Of a more strategic nature is Seattle’s goal of becoming carbon neutral by 2050. The key challenges are brought on by the 100,000 people who come to the downtown areas each day for their jobs. The city’s Office of Sustainability collects data on energy consumption from sensors placed on HVAC and lighting systems in office buildings and retail outlets and has developed benchmarks for comparing energy consumption on a per-building basis, notifying building owners if they are above or below their peer group.
Mattmiller said Amazon and Microsoft helped build analytics algorithms that run on Microsoft Azure public cloud. The program is delivering results; Mattmiller said energy consumption is down, with a reduction of 27 million tons of carbon.
Seattle also analyzed weather data and rainfall amounts, discovering that the city has distinct microclimates, with some sections of the city getting as much as eight more inches of rain (the total annual amount of rain in Phoenix) per year than others. This has led to the city issuing weather alerts to areas more likely to have rain events and to send repair and maintenance trucks to higher risk areas.
Transportation, of course, is a major source of pollution, carbon and frustration (30 percent of urban driving is spent looking for parking spaces). Seattle trolled resident for ideas and held a hackathon that produced 14 prototype solutions, including a team from Microsoft who bike to work: they developed a machine learning program that predicts the availability of space on bike racks attached to city buses, “an incredibly clever solution,” Mattmiller said.
In Chicago, Pete Beckman, co-director, Northwestern Argonne Institute of Science and Engineering, Argonne National Laboratory, helped develop sensors placed throughout the city in its Array of Things project. He said that while most sensors used by cities are big, expensive and sparse, Beckman said the project managers wanted to “blanket the city with sensors,” which would collect a broad variety of data and also have significant computational power – a “programmable sensor” that doesn’t just report data but one for which you can write programs to run in the device. They also wanted it to be attractive, so students at the Art Institute of Chicago were recruited to help design the enclosure.
“This becomes a high performance computing problem,” Beckman said. “Why do you need to run programs at the edge? Why run parallel computing out there? Because the amount of data we want to analyze would swamp any network. The ability to have 4K cameras, to have hyperspectral imaging, to have audio, all that (data) can’t be sent back to the data center for processing, it has to be processed right there in a small, parallel supercomputer. Whether it’s Open CV (Open Source Computer Vision Library), Caffe or other deep learning framework like Tensorflow, we have to run the computation out at the edge.”

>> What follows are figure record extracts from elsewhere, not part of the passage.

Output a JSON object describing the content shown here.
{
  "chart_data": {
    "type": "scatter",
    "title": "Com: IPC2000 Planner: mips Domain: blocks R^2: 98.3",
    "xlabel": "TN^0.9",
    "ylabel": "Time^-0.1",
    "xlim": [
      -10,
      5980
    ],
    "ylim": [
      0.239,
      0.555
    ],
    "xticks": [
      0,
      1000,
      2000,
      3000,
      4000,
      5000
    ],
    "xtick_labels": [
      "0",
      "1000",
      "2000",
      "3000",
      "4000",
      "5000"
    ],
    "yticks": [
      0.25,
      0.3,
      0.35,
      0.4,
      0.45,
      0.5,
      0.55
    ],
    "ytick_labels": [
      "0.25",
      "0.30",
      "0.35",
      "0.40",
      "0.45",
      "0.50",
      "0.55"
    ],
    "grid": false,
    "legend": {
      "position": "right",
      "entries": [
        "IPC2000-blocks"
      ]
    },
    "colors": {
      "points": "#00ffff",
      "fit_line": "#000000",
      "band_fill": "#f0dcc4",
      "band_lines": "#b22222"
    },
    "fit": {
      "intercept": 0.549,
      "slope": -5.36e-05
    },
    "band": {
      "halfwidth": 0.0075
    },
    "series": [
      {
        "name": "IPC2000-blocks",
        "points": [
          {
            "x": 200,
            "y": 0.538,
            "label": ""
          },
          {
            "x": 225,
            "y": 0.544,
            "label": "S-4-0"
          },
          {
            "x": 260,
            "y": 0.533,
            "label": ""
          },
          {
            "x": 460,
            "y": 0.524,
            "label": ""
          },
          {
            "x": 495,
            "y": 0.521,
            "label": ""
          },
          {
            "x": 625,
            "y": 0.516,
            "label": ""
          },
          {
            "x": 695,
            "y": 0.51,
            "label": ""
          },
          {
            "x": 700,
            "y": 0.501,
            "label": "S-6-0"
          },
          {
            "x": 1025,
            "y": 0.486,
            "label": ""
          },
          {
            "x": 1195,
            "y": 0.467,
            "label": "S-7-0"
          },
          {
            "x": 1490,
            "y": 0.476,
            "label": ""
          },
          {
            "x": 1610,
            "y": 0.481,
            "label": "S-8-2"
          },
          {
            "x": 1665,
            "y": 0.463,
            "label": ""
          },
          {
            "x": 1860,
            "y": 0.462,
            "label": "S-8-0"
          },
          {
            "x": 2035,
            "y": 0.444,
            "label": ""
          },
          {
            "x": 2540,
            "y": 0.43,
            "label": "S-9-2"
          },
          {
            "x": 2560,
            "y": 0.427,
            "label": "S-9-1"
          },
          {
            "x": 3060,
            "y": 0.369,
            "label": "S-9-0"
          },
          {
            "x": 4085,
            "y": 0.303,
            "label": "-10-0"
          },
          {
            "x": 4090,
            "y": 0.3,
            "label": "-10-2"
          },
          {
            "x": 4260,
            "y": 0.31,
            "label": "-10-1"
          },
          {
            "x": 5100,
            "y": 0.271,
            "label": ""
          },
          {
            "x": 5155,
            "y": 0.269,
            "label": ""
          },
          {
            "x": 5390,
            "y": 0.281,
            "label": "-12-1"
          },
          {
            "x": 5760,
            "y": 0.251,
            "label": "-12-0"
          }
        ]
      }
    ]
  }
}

One scenario outlined was of a sensor detecting an out-of-control vehicle approaching a busy intersection; the sensor picks up on the impending danger and delays the pedestrian “WALK” sign and turns all the traffic lights in the intersection red. These are calculations that require HPC-class computing at the street corner.
Chicago is using its Array of Things sensors in other critical roles, such as real time flood monitoring, for tracking pedestrian, bicycle, car and truck traffic and predictively model accidents
“The questions for us in the parallel computing world,” Beckman said, “are how do we take that structure on our supercomputers and scale it in a way so we have a virtuous loop to do training of large-scale data on the supercomputer and create models that are inference-based, that are quick and fast, that can be pushed out to parallel hardware accelerated out on the edge? The Array of Things project is working on that now.”